Желтовато-красное, теплое солнце уходило. Его свет ложился теперь только на верхушки зданий, окружающих уютную, тесную площадь св. Марка в Венеции. Внизу была уже свежая тень, только в правом углу, у собора, через прилегающую к этой стороне Пьяцетту, врывался низкий сноп лучей. Камни Пьяцетты были облиты этими лучами, и дальше, за нею, горела воздушная вода Большого Канала. Мартовским предзакатным холодком веяло от бледноватых небес. Они были очень чисты, только на востоке, розовой облачной тенью, полуневидный, гнулся серп молодого месяца.
Площадь была полна людей. Посередине, на возвышении, играл оркестр. Музыканты были в красных одеждах с золотом. Звуки, сдавленные стенами уютной площади, рождались слишком громкими. Но они шли вверх и, вырвавшись на волю, улетали под самое небо, чистые и нежные. Когда замолкал оркестр – слышался говор, шелест людских шагов и живое трепетанье и свист голубиных крыльев в остывающем воздухе.
Из кафе вынесли столики. Их желтоватые ряды тянулись почти по всей правой стороне площади. Сильно пахло фиалками, темные пучки которых продавали надоедливые и некрасивые женщины. Площадь походила на большую, бальную залу, только более прекрасную, чем всякая бальная зала, потому что над нею вместо потолка были небеса.
За одним из столиков, перед неуклюжим чайным прибором, сидел Степан Маркович Вальцев. Он сел спиною к собору, к Пьяцетте и к уже тающим солнечным лучам. Так ему лучше была видна направо белая черта молодого месяца. И он поднимал глаза постоянно, стараясь уловить первый блеск нежного серпа.
Вальцев был еще далеко не старый человек – лет тридцати пяти-шести. Но в волосах его, волнистых, мягких и легких даже на взгляд, – сильно проглядывала седина. Он снял шляпу и провел по лбу рукой с очень длинными, худыми пальцами. Сам он весь казался слишком худым, почти костлявым, при высоком росте. Он слегка горбился в плечах, и серая одежда его, удобно и хорошо сшитая, висела на нем чересчур свободно.
Прищурив близорукие глаза, очень красивые, светлые, под густыми черными бровями, Вальцев всматривался теперь в одного человека. Этот человек сидел впереди Вальцева, спиною к нему, тоже за столиком, и спина казалась Степану Марковичу необыкновенно знакомой.
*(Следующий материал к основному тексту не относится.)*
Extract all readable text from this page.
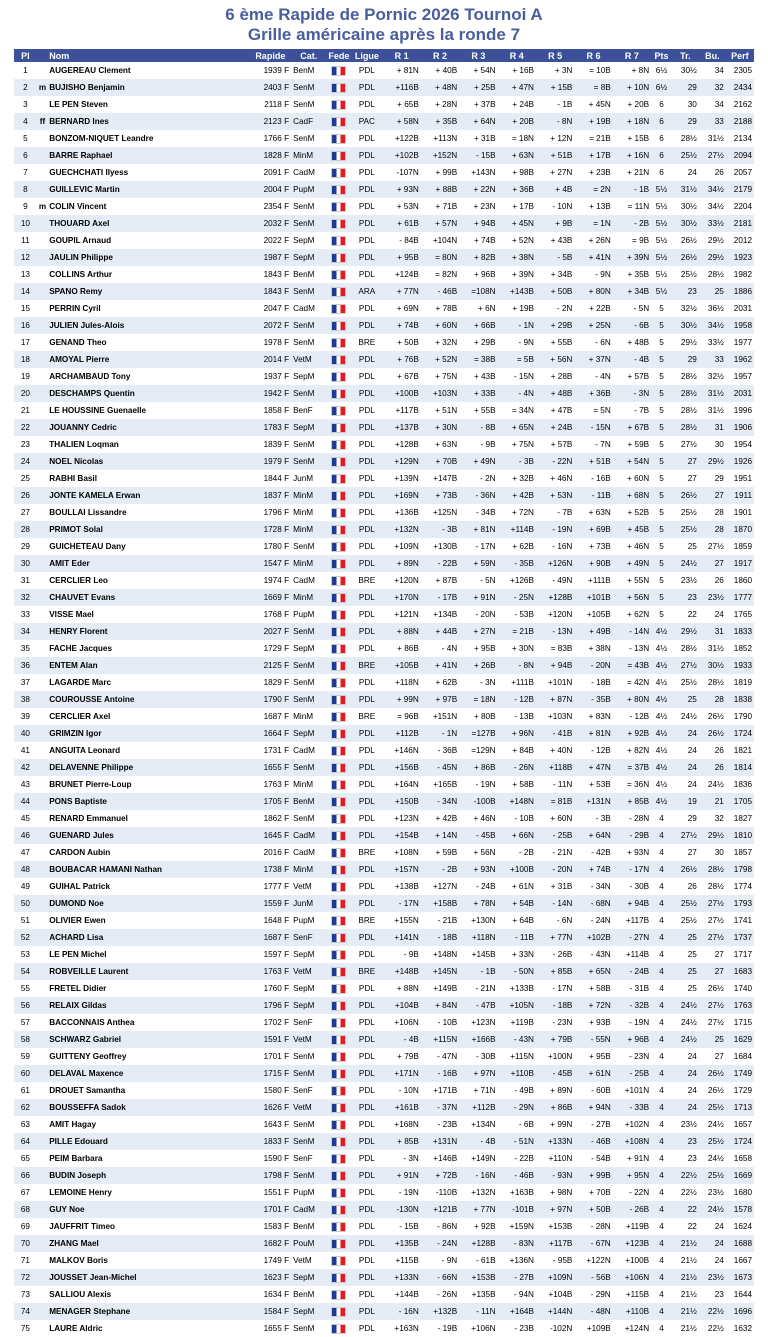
6 ème Rapide de Pornic 2026 Tournoi A
Grille américaine après la ronde 7
Pl		Nom	Rapide	Cat.	Fede	Ligue	R 1	R 2	R 3	R 4	R 5	R 6	R 7	Pts	Tr.	Bu.	Perf
1		AUGEREAU Clement	1939 F	BenM		PDL	+ 81N	+ 40B	+ 54N	+ 16B	+ 3N	= 10B	+ 8N	6½	30½	34	2305
2	m	BUJISHO Benjamin	2403 F	SenM		PDL	+116B	+ 48N	+ 25B	+ 47N	+ 15B	= 8B	+ 10N	6½	29	32	2434
3		LE PEN Steven	2118 F	SenM		PDL	+ 65B	+ 28N	+ 37B	+ 24B	- 1B	+ 45N	+ 20B	6	30	34	2162
4	ff	BERNARD Ines	2123 F	CadF		PAC	+ 58N	+ 35B	+ 64N	+ 20B	- 8N	+ 19B	+ 18N	6	29	33	2188
5		BONZOM-NIQUET Leandre	1766 F	SenM		PDL	+122B	+113N	+ 31B	= 18N	+ 12N	= 21B	+ 15B	6	28½	31½	2134
6		BARRE Raphael	1828 F	MinM		PDL	+102B	+152N	- 15B	+ 63N	+ 51B	+ 17B	+ 16N	6	25½	27½	2094
7		GUECHCHATI Ilyess	2091 F	CadM		PDL	-107N	+ 99B	+143N	+ 98B	+ 27N	+ 23B	+ 21N	6	24	26	2057
8		GUILLEVIC Martin	2004 F	PupM		PDL	+ 93N	+ 88B	+ 22N	+ 36B	+ 4B	= 2N	- 1B	5½	31½	34½	2179
9	m	COLIN Vincent	2354 F	SenM		PDL	+ 53N	+ 71B	+ 23N	+ 17B	- 10N	+ 13B	= 11N	5½	30½	34½	2204
10		THOUARD Axel	2032 F	SenM		PDL	+ 61B	+ 57N	+ 94B	+ 45N	+ 9B	= 1N	- 2B	5½	30½	33½	2181
11		GOUPIL Arnaud	2022 F	SepM		PDL	- 84B	+104N	+ 74B	+ 52N	+ 43B	+ 26N	= 9B	5½	26½	29½	2012
12		JAULIN Philippe	1987 F	SepM		PDL	+ 95B	= 80N	+ 82B	+ 38N	- 5B	+ 41N	+ 39N	5½	26½	29½	1923
13		COLLINS Arthur	1843 F	BenM		PDL	+124B	= 82N	+ 96B	+ 39N	+ 34B	- 9N	+ 35B	5½	25½	28½	1982
14		SPANO Remy	1843 F	SenM		ARA	+ 77N	- 46B	=108N	+143B	+ 50B	+ 80N	+ 34B	5½	23	25	1886
15		PERRIN Cyril	2047 F	CadM		PDL	+ 69N	+ 78B	+ 6N	+ 19B	- 2N	+ 22B	- 5N	5	32½	36½	2031
16		JULIEN Jules-Alois	2072 F	SenM		PDL	+ 74B	+ 60N	+ 66B	- 1N	+ 29B	+ 25N	- 6B	5	30½	34½	1958
17		GENAND Theo	1978 F	SenM		BRE	+ 50B	+ 32N	+ 29B	- 9N	+ 55B	- 6N	+ 48B	5	29½	33½	1977
18		AMOYAL Pierre	2014 F	VetM		PDL	+ 76B	+ 52N	= 38B	= 5B	+ 56N	+ 37N	- 4B	5	29	33	1962
19		ARCHAMBAUD Tony	1937 F	SepM		PDL	+ 67B	+ 75N	+ 43B	- 15N	+ 28B	- 4N	+ 57B	5	28½	32½	1957
20		DESCHAMPS Quentin	1942 F	SenM		PDL	+100B	+103N	+ 33B	- 4N	+ 48B	+ 36B	- 3N	5	28½	31½	2031
21		LE HOUSSINE Guenaelle	1858 F	BenF		PDL	+117B	+ 51N	+ 55B	= 34N	+ 47B	= 5N	- 7B	5	28½	31½	1996
22		JOUANNY Cedric	1783 F	SepM		PDL	+137B	+ 30N	- 8B	+ 65N	+ 24B	- 15N	+ 67B	5	28½	31	1906
23		THALIEN Loqman	1839 F	SenM		PDL	+128B	+ 63N	- 9B	+ 75N	+ 57B	- 7N	+ 59B	5	27½	30	1954
24		NOEL Nicolas	1979 F	SenM		PDL	+129N	+ 70B	+ 49N	- 3B	- 22N	+ 51B	+ 54N	5	27	29½	1926
25		RABHI Basil	1844 F	JunM		PDL	+139N	+147B	- 2N	+ 32B	+ 46N	- 16B	+ 60N	5	27	29	1951
26		JONTE KAMELA Erwan	1837 F	MinM		PDL	+169N	+ 73B	- 36N	+ 42B	+ 53N	- 11B	+ 68N	5	26½	27	1911
27		BOULLAI Lissandre	1796 F	MinM		PDL	+136B	+125N	- 34B	+ 72N	- 7B	+ 63N	+ 52B	5	25½	28	1901
28		PRIMOT Solal	1728 F	MinM		PDL	+132N	- 3B	+ 81N	+114B	- 19N	+ 69B	+ 45B	5	25½	28	1870
29		GUICHETEAU Dany	1780 F	SenM		PDL	+109N	+130B	- 17N	+ 62B	- 16N	+ 73B	+ 46N	5	25	27½	1859
30		AMIT Eder	1547 F	MinM		PDL	+ 89N	- 22B	+ 59N	- 35B	+126N	+ 90B	+ 49N	5	24½	27	1917
31		CERCLIER Leo	1974 F	CadM		BRE	+120N	+ 87B	- 5N	+126B	- 49N	+111B	+ 55N	5	23½	26	1860
32		CHAUVET Evans	1669 F	MinM		PDL	+170N	- 17B	+ 91N	- 25N	+128B	+101B	+ 56N	5	23	23½	1777
33		VISSE Mael	1768 F	PupM		PDL	+121N	+134B	- 20N	- 53B	+120N	+105B	+ 62N	5	22	24	1765
34		HENRY Florent	2027 F	SenM		PDL	+ 88N	+ 44B	+ 27N	= 21B	- 13N	+ 49B	- 14N	4½	29½	31	1833
35		FACHE Jacques	1729 F	SepM		PDL	+ 86B	- 4N	+ 95B	+ 30N	= 83B	+ 38N	- 13N	4½	28½	31½	1852
36		ENTEM Alan	2125 F	SenM		BRE	+105B	+ 41N	+ 26B	- 8N	+ 94B	- 20N	= 43B	4½	27½	30½	1933
37		LAGARDE Marc	1829 F	SenM		PDL	+118N	+ 62B	- 3N	+111B	+101N	- 18B	= 42N	4½	25½	28½	1819
38		COUROUSSE Antoine	1790 F	SenM		PDL	+ 99N	+ 97B	= 18N	- 12B	+ 87N	- 35B	+ 80N	4½	25	28	1838
39		CERCLIER Axel	1687 F	MinM		BRE	= 96B	+151N	+ 80B	- 13B	+103N	+ 83N	- 12B	4½	24½	26½	1790
40		GRIMZIN Igor	1664 F	SepM		PDL	+112B	- 1N	=127B	+ 96N	- 41B	+ 81N	+ 92B	4½	24	26½	1724
41		ANGUITA Leonard	1731 F	CadM		PDL	+146N	- 36B	=129N	+ 84B	+ 40N	- 12B	+ 82N	4½	24	26	1821
42		DELAVENNE Philippe	1655 F	SenM		PDL	+156B	- 45N	+ 86B	- 26N	+118B	+ 47N	= 37B	4½	24	26	1814
43		BRUNET Pierre-Loup	1763 F	MinM		PDL	+164N	+165B	- 19N	+ 58B	- 11N	+ 53B	= 36N	4½	24	24½	1836
44		PONS Baptiste	1705 F	BenM		PDL	+150B	- 34N	-100B	+148N	= 81B	+131N	+ 85B	4½	19	21	1705
45		RENARD Emmanuel	1862 F	SenM		PDL	+123N	+ 42B	+ 46N	- 10B	+ 60N	- 3B	- 28N	4	29	32	1827
46		GUENARD Jules	1645 F	CadM		PDL	+154B	+ 14N	- 45B	+ 66N	- 25B	+ 64N	- 29B	4	27½	29½	1810
47		CARDON Aubin	2016 F	CadM		BRE	+108N	+ 59B	+ 56N	- 2B	- 21N	- 42B	+ 93N	4	27	30	1857
48		BOUBACAR HAMANI Nathan	1738 F	MinM		PDL	+157N	- 2B	+ 93N	+100B	- 20N	+ 74B	- 17N	4	26½	28½	1798
49		GUIHAL Patrick	1777 F	VetM		PDL	+138B	+127N	- 24B	+ 61N	+ 31B	- 34N	- 30B	4	26	28½	1774
50		DUMOND Noe	1559 F	JunM		PDL	- 17N	+158B	+ 78N	+ 54B	- 14N	- 68N	+ 94B	4	25½	27½	1793
51		OLIVIER Ewen	1648 F	PupM		BRE	+155N	- 21B	+130N	+ 64B	- 6N	- 24N	+117B	4	25½	27½	1741
52		ACHARD Lisa	1687 F	SenF		PDL	+141N	- 18B	+118N	- 11B	+ 77N	+102B	- 27N	4	25	27½	1737
53		LE PEN Michel	1597 F	SepM		PDL	- 9B	+148N	+145B	+ 33N	- 26B	- 43N	+114B	4	25	27	1717
54		ROBVEILLE Laurent	1763 F	VetM		BRE	+148B	+145N	- 1B	- 50N	+ 85B	+ 65N	- 24B	4	25	27	1683
55		FRETEL Didier	1760 F	SepM		PDL	+ 88N	+149B	- 21N	+133B	- 17N	+ 58B	- 31B	4	25	26½	1740
56		RELAIX Gildas	1796 F	SepM		PDL	+104B	+ 84N	- 47B	+105N	- 18B	+ 72N	- 32B	4	24½	27½	1763
57		BACCONNAIS Anthea	1702 F	SenF		PDL	+106N	- 10B	+123N	+119B	- 23N	+ 93B	- 19N	4	24½	27½	1715
58		SCHWARZ Gabriel	1591 F	VetM		PDL	- 4B	+115N	+166B	- 43N	+ 79B	- 55N	+ 96B	4	24½	25	1629
59		GUITTENY Geoffrey	1701 F	SenM		PDL	+ 79B	- 47N	- 30B	+115N	+100N	+ 95B	- 23N	4	24	27	1684
60		DELAVAL Maxence	1715 F	SenM		PDL	+171N	- 16B	+ 97N	+110B	- 45B	+ 61N	- 25B	4	24	26½	1749
61		DROUET Samantha	1580 F	SenF		PDL	- 10N	+171B	+ 71N	- 49B	+ 89N	- 60B	+101N	4	24	26½	1729
62		BOUSSEFFA Sadok	1626 F	VetM		PDL	+161B	- 37N	+112B	- 29N	+ 86B	+ 94N	- 33B	4	24	25½	1713
63		AMIT Hagay	1643 F	SenM		PDL	+168N	- 23B	+134N	- 6B	+ 99N	- 27B	+102N	4	23½	24½	1657
64		PILLE Edouard	1833 F	SenM		PDL	+ 85B	+131N	- 4B	- 51N	+133N	- 46B	+108N	4	23	25½	1724
65		PEIM Barbara	1590 F	SenF		PDL	- 3N	+146B	+149N	- 22B	+110N	- 54B	+ 91N	4	23	24½	1658
66		BUDIN Joseph	1798 F	SenM		PDL	+ 91N	+ 72B	- 16N	- 46B	- 93N	+ 99B	+ 95N	4	22½	25½	1669
67		LEMOINE Henry	1551 F	PupM		PDL	- 19N	-110B	+132N	+163B	+ 98N	+ 70B	- 22N	4	22½	23½	1680
68		GUY Noe	1701 F	CadM		PDL	-130N	+121B	+ 77N	-101B	+ 97N	+ 50B	- 26B	4	22	24½	1578
69		JAUFFRIT Timeo	1583 F	BenM		PDL	- 15B	- 86N	+ 92B	+159N	+153B	- 28N	+119B	4	22	24	1624
70		ZHANG Mael	1682 F	PouM		PDL	+135B	- 24N	+128B	- 83N	+117B	- 67N	+123B	4	21½	24	1688
71		MALKOV Boris	1749 F	VetM		PDL	+115B	- 9N	- 61B	+136N	- 95B	+122N	+100B	4	21½	24	1667
72		JOUSSET Jean-Michel	1623 F	SepM		PDL	+133N	- 66N	+153B	- 27B	+109N	- 56B	+106N	4	21½	23½	1673
73		SALLIOU Alexis	1634 F	BenM		PDL	+144B	- 26N	+135B	- 94N	+104B	- 29N	+115B	4	21½	23	1644
74		MENAGER Stephane	1584 F	SepM		PDL	- 16N	+132B	- 11N	+164B	+144N	- 48N	+110B	4	21½	22½	1696
75		LAURE Aldric	1655 F	SenM		PDL	+163N	- 19B	+106N	- 23B	-102N	+109B	+124N	4	21½	22½	1632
Он даже чувствовал, как у него, где-то за сознанием, толпятся, стекаются воспоминания, связанные с этим коренастым человеком. Он не толст, но крепок; короткая, молодая шея над голубоватым пальто кажется еще краснее от нежного цвета этого пальто, черные, крутые завитки волос выбиваются из-под шляпы… Но что-то мешало Вальцеву увидать свои воспоминания, которые он только ощущал, осязал, как слепой. Они тут, он чует их прикосновение, их движение – и не понимает, не видит их, потому что нет света. Это было так мучительно, что Вальцев прикрыл глаза рукою, стараясь забыть, не смотреть.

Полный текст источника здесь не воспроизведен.